LAKE BUENA VISTA, Fla. – The Braves have already reaped benefits of having Roger McDowell as pitching coach, ranking fifth or better in the majors in ERA in each of the past six seasons despite being at or below the middle in payroll for most of that period.
But now we’ve also begun to see another byproduct of having McDowell: Pitchers want to pitch for him, so much so that some have been willing to take a little less money or less certainty in terms of a spot in the starting rotation or even on the major league roster.
To wit, the Braves signed Eric Stults to a minor league contract this winter.
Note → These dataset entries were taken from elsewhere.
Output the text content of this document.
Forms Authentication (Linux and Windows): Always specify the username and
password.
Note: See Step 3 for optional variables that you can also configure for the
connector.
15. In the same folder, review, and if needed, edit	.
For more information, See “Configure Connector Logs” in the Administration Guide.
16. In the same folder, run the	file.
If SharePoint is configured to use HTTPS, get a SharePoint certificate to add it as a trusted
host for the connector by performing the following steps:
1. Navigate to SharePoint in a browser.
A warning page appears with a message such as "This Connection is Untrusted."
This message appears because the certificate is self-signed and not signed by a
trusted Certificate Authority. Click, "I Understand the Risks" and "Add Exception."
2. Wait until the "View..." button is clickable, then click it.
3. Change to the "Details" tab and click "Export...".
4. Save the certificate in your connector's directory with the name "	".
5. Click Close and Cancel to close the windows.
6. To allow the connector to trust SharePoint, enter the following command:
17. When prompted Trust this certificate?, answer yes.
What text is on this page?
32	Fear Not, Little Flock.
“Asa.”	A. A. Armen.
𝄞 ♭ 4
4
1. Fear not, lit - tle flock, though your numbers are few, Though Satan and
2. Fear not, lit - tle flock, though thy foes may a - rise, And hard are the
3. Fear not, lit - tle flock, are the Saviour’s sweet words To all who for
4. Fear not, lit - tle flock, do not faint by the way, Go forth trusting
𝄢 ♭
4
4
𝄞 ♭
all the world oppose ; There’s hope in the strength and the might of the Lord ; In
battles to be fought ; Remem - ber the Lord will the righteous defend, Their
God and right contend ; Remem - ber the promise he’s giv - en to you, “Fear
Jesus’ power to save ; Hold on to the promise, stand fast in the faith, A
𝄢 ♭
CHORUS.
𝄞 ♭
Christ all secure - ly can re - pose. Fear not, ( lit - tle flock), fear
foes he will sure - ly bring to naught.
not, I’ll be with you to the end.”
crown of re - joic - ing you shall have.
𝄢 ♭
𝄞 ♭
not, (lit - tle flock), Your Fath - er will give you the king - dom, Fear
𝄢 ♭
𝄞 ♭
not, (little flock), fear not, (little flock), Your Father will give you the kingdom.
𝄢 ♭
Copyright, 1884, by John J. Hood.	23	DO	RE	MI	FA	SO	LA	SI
This is a veteran left-hander who had a 4.30 ERA in 32 starts and 176 innings last season for San Diego, after posting a 3.93 ERA in 2013 and setting career highs in starts (33), strikeouts (131) and innings (203 2/3).
Sure, he’s 35 and gave up a career-high 26 homers last season. But do you mean to tell me that Stults, after pitching 379 2/3 innings the past two seasons, and after he finished last season by posting a 2.74 ERA and seven quality starts in his last 11 games, couldn’t have signed a major league deal from some team, or at least gone somewhere where he wouldn’t be competing with another veteran lefty (Wandy Rodriguez) and two prospects (Mike Foltynewicz and Manny Banuelos) for the final spot in the starting rotation?
Because that’s the position he was in when he got to camp. Another spot has since opened with Mike Minor’s shoulder injury, but Stults came to camp as one of four candidates for one spot, on a team whose president of baseball operations made it clear the Braves would err on the side of youth if all other factors were fairly equal in a position battle.
But Stults had pitched for McDowell a decade ago with the Dodgers’ Triple-A affiliate in Las Vegas, and the pitching coach left such an impression on him that Stults, at 35, jumped at an opportunity to work with him again.
“There was an opportunity there to be the fifth starter,” Stults said. “There’s history there with Roger as far as some minor league experience with him when he was with the Dodgers. So the familiarity with him and knowing the type of pitching coach he is played a big factor. And I think when the offseason started and teams were calling and interested, the Braves were one of teams that kind of stuck out. They’re a team that has been known over the years to produce some pretty good pitchers. You go back to Maddux and Smoltz and those guys. Glavine. There wasn’t a better staff in all of baseball. So I think that was intriguing, maybe to experience that.
“There’s obviously some great young arms on this team. To be around them and hopefully be able to help them as best I can, I think just being able to have that experience is also something that attracted me.”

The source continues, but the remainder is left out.